Walter Müller, Anwalt von Bürgermeister Heinz Schaden, wird gegen das Urteil Nichtigkeitsbeschwerde und Berufung einlegen. Müller: „Obwohl der Schöffensenat das vom Gericht bestellte Fachgutachten von Christian Imo wegen fehlender Schlüssigkeit aus dem Verfahren ausgeschlossen hat, hat der Senat auf Basis seiner eigenen Lebenserfahrung einen Schaden festgestellt, den wir beim besten Willen nicht nachvollziehen können. Die Berechnungen der Finanzexperten der Verteidigung haben klar aufgezeigt, dass die Übertragung der Zinstauschgeschäfte der Stadt an das Land Salzburg keinen oder wenn, dann keinen 300.000 Euro übersteigenden Schaden verursacht hat. Hätte der Schöffensenat der Verteidigung die Möglichkeit gegeben, dies darzulegen, wäre ein Freispruch für alle Angeklagten die einzige logische Folge gewesen.“ Zudem habe die Beweisaufnahme im Hauptverfahren eindeutig bewiesen, dass keiner der Angeklagten einen Schädigungsvorsatz hatte. „Von einer politischen Absprache zur Schädigung des Landes Salzburg kann keine Rede sein. Dagegen spricht die klare Zeugenaussage von Dr. Gmachl“, so Müller. Und: „Vor diesem Hintergrund hätte Bürgermeister Schaden nie verurteilt werden dürfen. Selbst wenn durch die Übertragung ein Schaden für das Land Salzburg entstanden wäre, der Bürgermeister hat die Interessen der Stadt Salzburg zu vertreten und kann für das Verhalten von Landesbediensteten nicht haftbar gemacht werden.“

Angeklagte müssen Kosten des Strafverfahrens tragen

Die Angeklagten wurden auch zum Ersatz der Kosten des Strafverfahrens verurteilt. Das Land Salzburg hatte sich dem Verfahren als Privatbeteiligte angeschlossen. Weil aber darauf vergessen wurde, die Ansprüche zu beziffern, wurden die Ansprüche zurückgewiesen. Das Land wird aber wohl Geld von der Stadt Salzburg zurückhaben wollen. Klage wurde bereits im Oktober 2015 eingebracht. Das entsprechende Zivilverfahren ruht aber bis Oktober 2017.

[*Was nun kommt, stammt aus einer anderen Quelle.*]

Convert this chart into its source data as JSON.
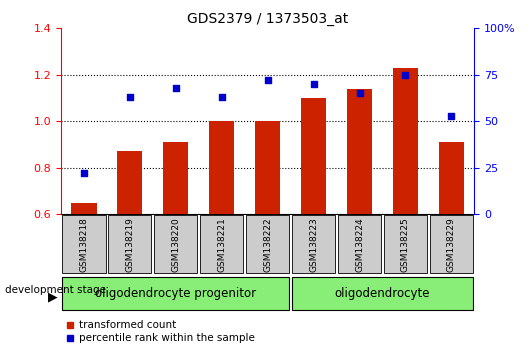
{
  "title": "GDS2379 / 1373503_at",
  "samples": [
    "GSM138218",
    "GSM138219",
    "GSM138220",
    "GSM138221",
    "GSM138222",
    "GSM138223",
    "GSM138224",
    "GSM138225",
    "GSM138229"
  ],
  "transformed_count": [
    0.65,
    0.87,
    0.91,
    1.0,
    1.0,
    1.1,
    1.14,
    1.23,
    0.91
  ],
  "percentile_rank": [
    22,
    63,
    68,
    63,
    72,
    70,
    65,
    75,
    53
  ],
  "ylim_left": [
    0.6,
    1.4
  ],
  "ylim_right": [
    0,
    100
  ],
  "yticks_left": [
    0.6,
    0.8,
    1.0,
    1.2,
    1.4
  ],
  "yticks_right": [
    0,
    25,
    50,
    75,
    100
  ],
  "ytick_labels_right": [
    "0",
    "25",
    "50",
    "75",
    "100%"
  ],
  "bar_color": "#cc2200",
  "scatter_color": "#0000cc",
  "group1_label": "oligodendrocyte progenitor",
  "group2_label": "oligodendrocyte",
  "group1_count": 5,
  "group2_count": 4,
  "group_bg_color": "#88ee77",
  "sample_bg_color": "#cccccc",
  "legend_bar_label": "transformed count",
  "legend_scatter_label": "percentile rank within the sample",
  "dev_stage_label": "development stage",
  "title_fontsize": 10,
  "tick_fontsize": 8,
  "group_fontsize": 8.5,
  "sample_fontsize": 6.5
}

Folgt Montag 11 Uhr Schadens Rücktritt?

Bürgermeister Heinz Schaden verließ wortlos das Gerichtsgebäude. Für Montag um 11 Uhr ist eine Pressekonferenz im Schloss Mirabell anberaumt. Alle Beobachter gehen davon aus, dass Schaden sein Amt zur Verfügung stellen wird. Dann werden zumindest Bürgermeister-Direktwahlen nötig, die aller Voraussicht nach im Herbst stattfinden würden.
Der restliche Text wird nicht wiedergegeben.